The werewolf lunged again, low now for the belly. More prepared this time, Aldric drove his mailed left arm between its jaws with a thud that jarred him to the spine. Huge carnassials crushed down on the steel beneath his sleeve, but the plates of the vambrace held despite the awesome pressure and when the Alban twisted, lithe and savage as any wolf, he felt at least one of the great conical canine teeth snap off.
Unable to bite, barely capable of breathing and panicked by this turning of the tables, the beast whined nasally and tried to break away. With his knees clamped round its narrow ribcage and his trapped arm trapping it in turn,
Aldric smashed his
tsepan’s
pommel down between the werewolf’s ears.
Its thick skull shattered like an eggshell and the creature kicked just once. Then it relaxed without a sound.

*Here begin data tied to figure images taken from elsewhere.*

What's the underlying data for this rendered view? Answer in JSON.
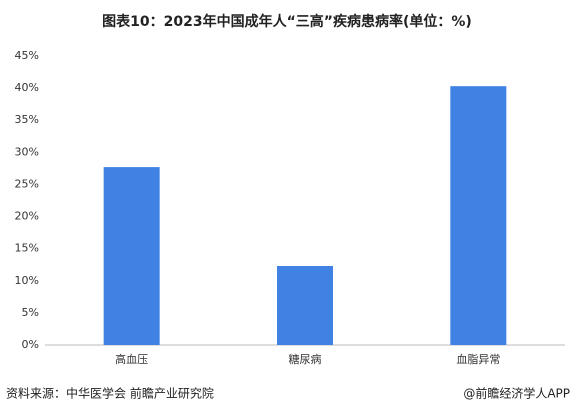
{
  "chart_data": {
    "type": "bar",
    "title": "图表10：2023年中国成年人“三高”疾病患病率(单位：%)",
    "categories": [
      "高血压",
      "糖尿病",
      "血脂异常"
    ],
    "values": [
      27.7,
      12.3,
      40.3
    ],
    "color": "#3f82e3",
    "ylim": [
      0,
      45
    ],
    "yticks": [
      {
        "value": 0,
        "label": "0%"
      },
      {
        "value": 5,
        "label": "5%"
      },
      {
        "value": 10,
        "label": "10%"
      },
      {
        "value": 15,
        "label": "15%"
      },
      {
        "value": 20,
        "label": "20%"
      },
      {
        "value": 25,
        "label": "25%"
      },
      {
        "value": 30,
        "label": "30%"
      },
      {
        "value": 35,
        "label": "35%"
      },
      {
        "value": 40,
        "label": "40%"
      },
      {
        "value": 45,
        "label": "45%"
      }
    ],
    "grid": false,
    "source": "资料来源：中华医学会 前瞻产业研究院",
    "credit": "@前瞻经济学人APP"
  }
}
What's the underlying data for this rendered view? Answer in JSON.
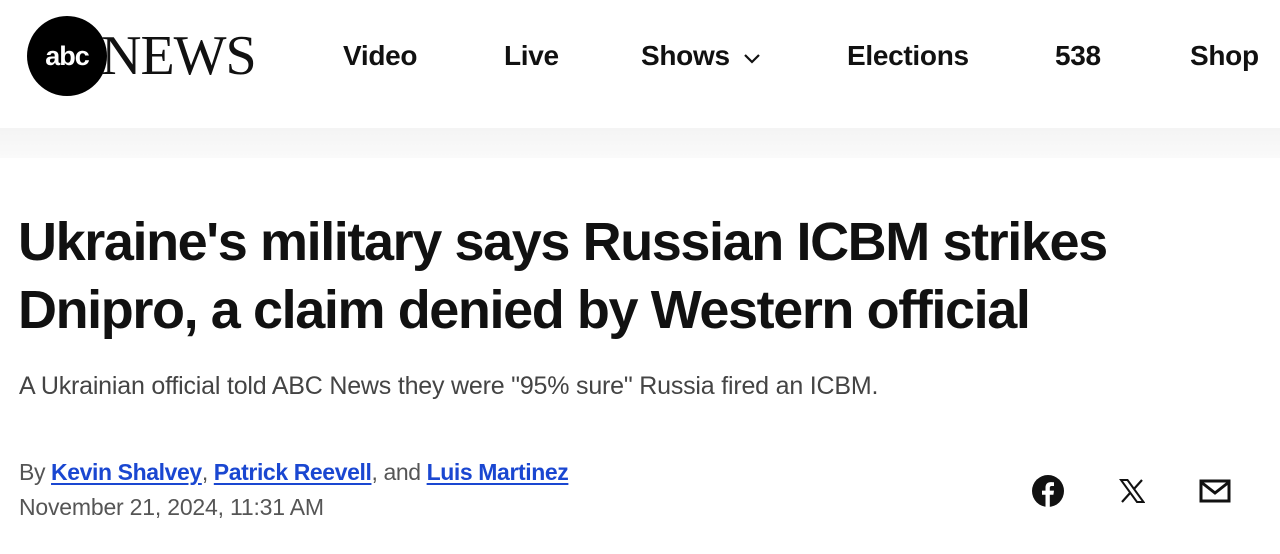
{
  "header": {
    "logo": {
      "circle_text": "abc",
      "wordmark": "NEWS"
    },
    "nav": [
      {
        "label": "Video"
      },
      {
        "label": "Live"
      },
      {
        "label": "Shows",
        "has_dropdown": true
      },
      {
        "label": "Elections"
      },
      {
        "label": "538"
      },
      {
        "label": "Shop"
      }
    ]
  },
  "article": {
    "headline_line1": "Ukraine's military says Russian ICBM strikes",
    "headline_line2": "Dnipro, a claim denied by Western official",
    "subheadline": "A Ukrainian official told ABC News they were \"95% sure\" Russia fired an ICBM.",
    "byline": {
      "prefix": "By ",
      "authors": [
        "Kevin Shalvey",
        "Patrick Reevell",
        "Luis Martinez"
      ],
      "sep1": ", ",
      "sep2": ", and "
    },
    "date": "November 21, 2024, 11:31 AM"
  },
  "share": [
    "facebook-icon",
    "x-icon",
    "email-icon"
  ],
  "colors": {
    "link": "#1a47d1",
    "text": "#111111",
    "muted": "#555555"
  }
}
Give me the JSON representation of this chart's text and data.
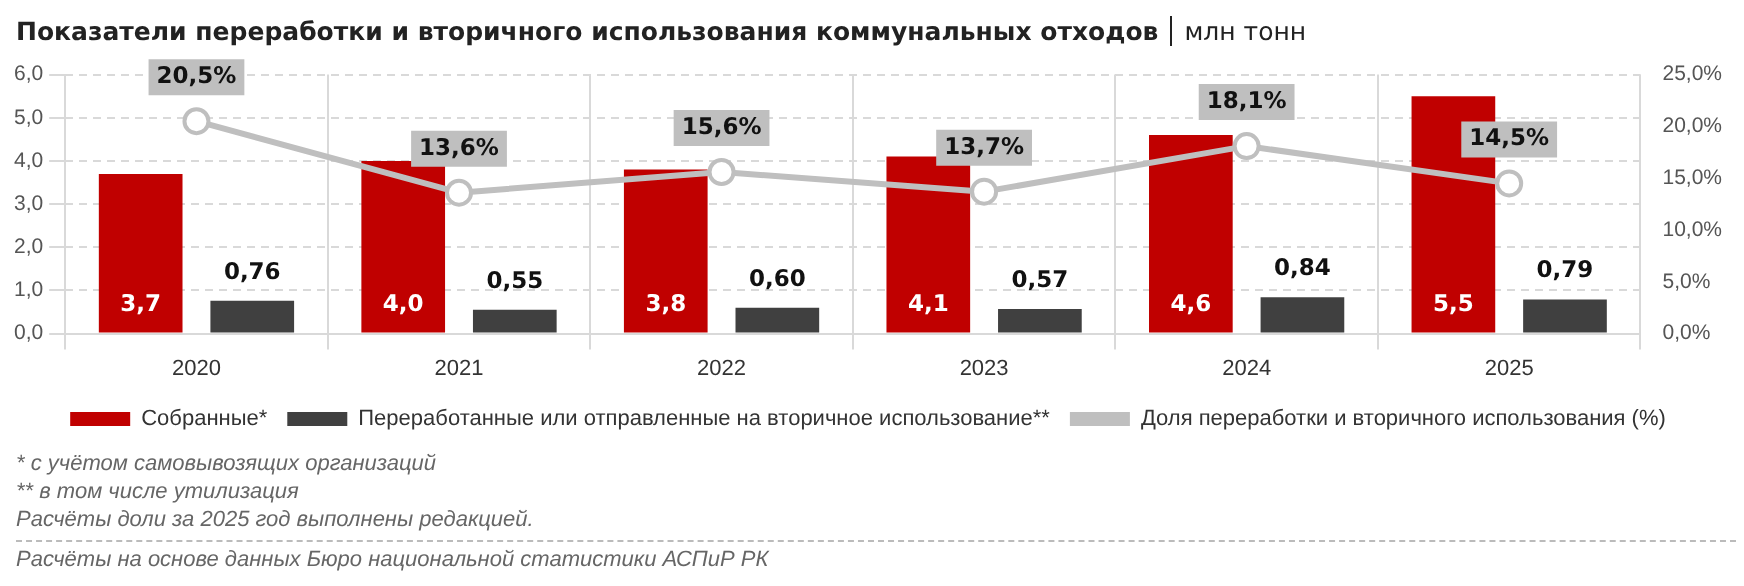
{
  "chart_data": {
    "type": "bar",
    "title": "Показатели переработки и вторичного использования коммунальных отходов",
    "subtitle": "млн тонн",
    "categories": [
      "2020",
      "2021",
      "2022",
      "2023",
      "2024",
      "2025"
    ],
    "series": [
      {
        "name": "Собранные*",
        "color": "#c00000",
        "values": [
          3.7,
          4.0,
          3.8,
          4.1,
          4.6,
          5.5
        ],
        "value_labels": [
          "3,7",
          "4,0",
          "3,8",
          "4,1",
          "4,6",
          "5,5"
        ]
      },
      {
        "name": "Переработанные или отправленные на вторичное использование**",
        "color": "#404040",
        "values": [
          0.76,
          0.55,
          0.6,
          0.57,
          0.84,
          0.79
        ],
        "value_labels": [
          "0,76",
          "0,55",
          "0,60",
          "0,57",
          "0,84",
          "0,79"
        ]
      },
      {
        "name": "Доля переработки и вторичного использования (%)",
        "type": "line",
        "axis": "y2",
        "color": "#bfbfbf",
        "marker": "circle",
        "values": [
          20.5,
          13.6,
          15.6,
          13.7,
          18.1,
          14.5
        ],
        "value_labels": [
          "20,5%",
          "13,6%",
          "15,6%",
          "13,7%",
          "18,1%",
          "14,5%"
        ]
      }
    ],
    "ylim": [
      0,
      6
    ],
    "yticks": [
      {
        "value": 0,
        "label": "0,0"
      },
      {
        "value": 1,
        "label": "1,0"
      },
      {
        "value": 2,
        "label": "2,0"
      },
      {
        "value": 3,
        "label": "3,0"
      },
      {
        "value": 4,
        "label": "4,0"
      },
      {
        "value": 5,
        "label": "5,0"
      },
      {
        "value": 6,
        "label": "6,0"
      }
    ],
    "y2lim": [
      0,
      25
    ],
    "y2ticks": [
      {
        "value": 0,
        "label": "0,0%"
      },
      {
        "value": 5,
        "label": "5,0%"
      },
      {
        "value": 10,
        "label": "10,0%"
      },
      {
        "value": 15,
        "label": "15,0%"
      },
      {
        "value": 20,
        "label": "20,0%"
      },
      {
        "value": 25,
        "label": "25,0%"
      }
    ],
    "grid": true,
    "legend": "bottom",
    "annotations": [
      "* с учётом самовывозящих организаций",
      "** в том числе утилизация",
      "Расчёты доли за 2025 год выполнены редакцией.",
      "Расчёты на основе данных Бюро национальной статистики АСПиР РК"
    ]
  }
}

Aldric crouched above it, trembling all over, and only when his limbs had steadied did he inch out his arm past the vicious fangs. He knew what a werewolf’s bite would do… and only one knew better. That one lay at his feet with a caved-in head.
As the processes of life ran down, the outstretched corpse began a gradual change. Aldric backed away and averted his eyes; right now he felt neither physically nor mentally capable of experiencing the slow revelation of whoever he had killed. Too many memories were jumbled in his mind; words and images were taking on a terrible significance when recalled with hindsight: strange, half-glimpsed expressions; odd behaviour; a peculiar choice of phrase…

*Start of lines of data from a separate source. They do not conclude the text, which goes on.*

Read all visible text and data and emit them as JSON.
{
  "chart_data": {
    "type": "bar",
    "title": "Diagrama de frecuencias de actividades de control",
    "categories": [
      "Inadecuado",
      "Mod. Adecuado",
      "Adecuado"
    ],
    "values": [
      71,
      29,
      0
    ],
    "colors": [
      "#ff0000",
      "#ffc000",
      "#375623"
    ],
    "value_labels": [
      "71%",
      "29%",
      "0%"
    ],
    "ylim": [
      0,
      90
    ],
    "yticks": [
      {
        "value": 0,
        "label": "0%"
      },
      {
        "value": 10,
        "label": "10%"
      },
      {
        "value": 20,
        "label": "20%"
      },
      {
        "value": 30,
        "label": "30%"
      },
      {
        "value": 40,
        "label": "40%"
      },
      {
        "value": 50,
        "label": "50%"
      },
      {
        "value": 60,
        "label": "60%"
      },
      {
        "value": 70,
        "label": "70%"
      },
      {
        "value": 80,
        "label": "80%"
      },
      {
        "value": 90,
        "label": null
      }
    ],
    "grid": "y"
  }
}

If he suffered the curse of changing, would he know? the Alban wondered. And if he knew—his eyes went to the
tsepan
still clutched tightly in one clotted hand—would he have the courage to do what had to be done?
Aldric did not know the answer. He had stared into the eyes of the werewolf and had seen there a reflection of himself. They were kindred spirits: killers both. The thought frightened him. He was aware that he had not killed every beast in the Jevaiden woods, but at least had come to terms with one: the Beast asleep within himself which slew men with a sword. He hoped that understanding it would be enough. And in the knowledge of that understanding he turned, already sure who he would see.
Evthan of Valden lay on the moonlit grass, face-downwards in a puddle of his own blood. When Aldric very gently rolled him over, he saw that the hunter’s face displayed no pain—nor indeed any mark from Aldric’s steel-tipped arrow; that had been completely healed before the change had come upon him, and had not gone unnoticed though little good had come from the Alban’s observation of it. There was only peace and the merest shadow of a tiny, grateful smile…
Aldric saw it and felt a wave of sadness sweep over him.
“This was your intention all along,” he murmured sobrely. “To find another hunter… who would do what you could not. And while the Beast lived you were hidden. Who would have dreamed of two wolves in one forest, both eating men but one real and one… Poor man! Did you ever dare to wonder which of them took your wife and daughter… ?”
A shadow fell across him and his head jerked up. Gueynor’s face was lost in darkness, but he could feel her gaze bore through him. Feeling awkward, he stood up and waved a hand at Evthan’s body. “I… I’m sorry.” Oh God, how insincere that sounded… “Your uncle was—”
“I know. I saw. But he still remains my mother’s elder brother.” There was no emotion in her voice as she held out a kerchief. “Clean your hands and help me move him. No one else must know.” They shifted the corpse to lie in accordance with the story Aldric prepared for the elders of Valden: that Evthan had saved him by shooting the Beast but that, in its final throes, the wolf had flung him against the root which had dashed out his brains. The tale was hastily contrived, but better at least than the truth.